Reference 2: Fan Chung and Linyuan Lu
The volume of the giant component for a random graph with given expected
degrees,
SIAM J. Discrete Math.,
20 (2006), No. 2, 395-411.
- Lecture 5: The small world phenomenon:
average distance and diameter
In 1967 the psychologist Stanley Milgram conducted a
series of experiments and concluded the average distance of the social network
is about 6. Since then, the so-called ``small world phenomenon'' has long
been a subject of anecdotal
observation and folklore.
In this lecture, we will prove the average distance is
(1+o(1)) log n / log d and the diameter is
Θ(log n / log d). Here d = (Σi=1n wi2) / (Σi=1n wi) is the second order average degree.
These results also hold for
random power law graphs with β > 3. However, for β=3, the
average distance is O(log n / log log n) while the diameter
is still Θ(log n). For 2 < β < 3, the average distance is
O(log log n) while the diameter is still Θ(log n). Random
power law graphs have an interesting ``octopus'' shape. It has a
dense core of diameter O(log log n) and a few long legs of length
Θ(log n).
Reference: Fan Chung and Linyuan Lu
The average distance in random graphs
with given expected degrees,
Proceedings of National Academy of Science,
99 (2002), 15879-15882.Full version,
Internet Mathematics 1 (1), 2003, 91-114.
- Lecture 6: Spectrum
of random graphs with given degrees
Wigner's semi-circle law states that for a symmetric matrix with entries taken from a distribution
satisfying certain rather general properties,
the distribution of eigenvalues is a semi-circle function.

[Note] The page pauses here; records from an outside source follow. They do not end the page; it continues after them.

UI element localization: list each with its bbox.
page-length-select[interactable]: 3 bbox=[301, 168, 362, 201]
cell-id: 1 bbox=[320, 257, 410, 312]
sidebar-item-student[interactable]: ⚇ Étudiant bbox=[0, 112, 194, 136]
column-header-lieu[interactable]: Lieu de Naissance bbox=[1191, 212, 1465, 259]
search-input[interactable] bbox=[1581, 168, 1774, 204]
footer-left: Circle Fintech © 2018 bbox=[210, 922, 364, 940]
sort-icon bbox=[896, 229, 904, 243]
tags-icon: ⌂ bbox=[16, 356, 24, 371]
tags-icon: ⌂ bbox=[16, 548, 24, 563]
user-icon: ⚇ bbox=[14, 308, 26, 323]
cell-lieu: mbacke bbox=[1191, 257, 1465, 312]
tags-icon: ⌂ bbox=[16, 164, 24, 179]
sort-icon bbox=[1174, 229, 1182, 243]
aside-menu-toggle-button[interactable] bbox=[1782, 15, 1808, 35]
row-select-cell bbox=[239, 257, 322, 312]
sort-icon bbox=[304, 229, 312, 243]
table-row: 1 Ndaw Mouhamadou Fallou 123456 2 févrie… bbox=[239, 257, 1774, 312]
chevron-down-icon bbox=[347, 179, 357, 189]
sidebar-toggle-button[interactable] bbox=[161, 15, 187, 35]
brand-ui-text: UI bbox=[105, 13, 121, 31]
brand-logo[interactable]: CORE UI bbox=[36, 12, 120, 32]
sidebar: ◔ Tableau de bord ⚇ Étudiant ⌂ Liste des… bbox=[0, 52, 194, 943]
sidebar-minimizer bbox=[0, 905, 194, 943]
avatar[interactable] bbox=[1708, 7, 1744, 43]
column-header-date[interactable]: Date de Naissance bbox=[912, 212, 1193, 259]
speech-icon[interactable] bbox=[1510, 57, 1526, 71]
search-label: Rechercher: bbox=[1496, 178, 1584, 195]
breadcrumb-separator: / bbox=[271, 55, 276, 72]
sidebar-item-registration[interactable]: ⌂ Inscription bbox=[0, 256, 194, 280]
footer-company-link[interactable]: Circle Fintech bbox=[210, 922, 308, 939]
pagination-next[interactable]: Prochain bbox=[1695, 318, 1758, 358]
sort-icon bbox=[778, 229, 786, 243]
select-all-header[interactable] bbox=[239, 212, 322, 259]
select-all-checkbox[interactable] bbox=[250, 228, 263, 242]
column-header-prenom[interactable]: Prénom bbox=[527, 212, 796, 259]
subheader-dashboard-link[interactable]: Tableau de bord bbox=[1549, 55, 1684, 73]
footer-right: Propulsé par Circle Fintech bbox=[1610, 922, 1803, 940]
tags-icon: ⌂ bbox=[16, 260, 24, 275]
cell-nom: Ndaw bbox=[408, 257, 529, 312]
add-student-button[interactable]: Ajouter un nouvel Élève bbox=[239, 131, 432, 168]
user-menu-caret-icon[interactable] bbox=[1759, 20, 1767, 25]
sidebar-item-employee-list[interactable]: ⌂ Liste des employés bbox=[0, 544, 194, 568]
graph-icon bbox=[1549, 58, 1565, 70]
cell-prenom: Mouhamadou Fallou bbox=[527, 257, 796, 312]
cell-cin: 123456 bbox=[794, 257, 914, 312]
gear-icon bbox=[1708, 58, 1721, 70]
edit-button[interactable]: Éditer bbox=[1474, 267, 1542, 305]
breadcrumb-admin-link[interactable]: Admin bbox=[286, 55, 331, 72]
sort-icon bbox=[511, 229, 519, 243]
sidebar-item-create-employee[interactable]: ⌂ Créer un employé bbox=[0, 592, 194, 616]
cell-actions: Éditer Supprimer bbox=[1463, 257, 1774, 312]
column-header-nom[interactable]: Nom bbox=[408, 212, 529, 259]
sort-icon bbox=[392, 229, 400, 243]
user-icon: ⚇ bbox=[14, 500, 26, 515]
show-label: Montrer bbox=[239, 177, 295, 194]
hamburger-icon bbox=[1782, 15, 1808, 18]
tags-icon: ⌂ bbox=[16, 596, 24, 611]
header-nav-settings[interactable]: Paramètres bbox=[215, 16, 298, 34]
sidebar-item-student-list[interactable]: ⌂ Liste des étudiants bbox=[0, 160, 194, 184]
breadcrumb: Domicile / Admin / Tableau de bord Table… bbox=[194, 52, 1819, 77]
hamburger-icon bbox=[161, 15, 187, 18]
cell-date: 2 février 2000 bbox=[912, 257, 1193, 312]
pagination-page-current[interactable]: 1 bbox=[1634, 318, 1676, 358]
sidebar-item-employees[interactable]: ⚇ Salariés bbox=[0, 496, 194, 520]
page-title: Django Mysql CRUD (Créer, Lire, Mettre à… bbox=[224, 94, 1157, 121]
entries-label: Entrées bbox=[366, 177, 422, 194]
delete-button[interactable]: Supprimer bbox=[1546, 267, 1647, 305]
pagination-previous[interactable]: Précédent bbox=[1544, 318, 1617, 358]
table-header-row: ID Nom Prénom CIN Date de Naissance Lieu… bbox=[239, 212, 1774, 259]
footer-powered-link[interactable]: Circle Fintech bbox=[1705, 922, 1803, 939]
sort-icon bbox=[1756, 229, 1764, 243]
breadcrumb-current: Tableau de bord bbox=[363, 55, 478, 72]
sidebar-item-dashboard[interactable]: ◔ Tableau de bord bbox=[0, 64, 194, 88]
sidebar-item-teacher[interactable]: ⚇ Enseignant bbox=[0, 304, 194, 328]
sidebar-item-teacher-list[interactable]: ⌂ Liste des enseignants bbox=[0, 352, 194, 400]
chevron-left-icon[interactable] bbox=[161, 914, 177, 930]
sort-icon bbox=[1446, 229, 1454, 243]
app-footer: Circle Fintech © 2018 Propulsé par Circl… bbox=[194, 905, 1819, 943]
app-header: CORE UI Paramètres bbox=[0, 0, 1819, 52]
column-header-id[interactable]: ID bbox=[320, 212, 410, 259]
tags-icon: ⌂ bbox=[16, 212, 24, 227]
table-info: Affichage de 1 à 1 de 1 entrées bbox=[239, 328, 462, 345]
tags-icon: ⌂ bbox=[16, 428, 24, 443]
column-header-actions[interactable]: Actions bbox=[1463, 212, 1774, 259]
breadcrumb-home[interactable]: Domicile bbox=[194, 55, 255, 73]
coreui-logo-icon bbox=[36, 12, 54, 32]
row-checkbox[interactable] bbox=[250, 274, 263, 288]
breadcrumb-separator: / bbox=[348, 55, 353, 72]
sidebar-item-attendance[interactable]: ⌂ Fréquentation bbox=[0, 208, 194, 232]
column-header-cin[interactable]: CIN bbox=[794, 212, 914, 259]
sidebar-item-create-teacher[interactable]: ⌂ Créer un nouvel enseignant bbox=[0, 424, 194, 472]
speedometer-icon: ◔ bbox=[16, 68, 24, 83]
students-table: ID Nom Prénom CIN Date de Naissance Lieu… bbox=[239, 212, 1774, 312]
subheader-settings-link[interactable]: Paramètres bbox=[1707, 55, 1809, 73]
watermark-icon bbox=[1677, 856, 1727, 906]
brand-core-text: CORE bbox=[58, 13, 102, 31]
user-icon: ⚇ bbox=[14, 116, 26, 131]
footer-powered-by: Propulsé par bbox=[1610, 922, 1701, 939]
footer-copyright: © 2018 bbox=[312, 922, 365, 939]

Wigner's theorem and its extensions have
been used for the stochastic treatment of complex quantum
systems that lie beyond the reach of exact methods.
In this lecture, we show the Laplacian spectra of random graphs with given expected degree sequence follows the semi-circle law.
However, for random power law graphs,
large eigenvalues of adjacency matrix are mainly determined by the
degrees.
Reference: Fan Chung, Linyuan Lu, and Van Vu,
The spectra of random graphs with given expected degrees,
Proceedings of National Academy of Science,
100, No. 11, (2003), 6313-6318.
Fan Chung, Linyuan Lu, and Van Vu,
Eigenvalues of random power law graphs,
Annals of Combinatorics 7, (2003), 21--33.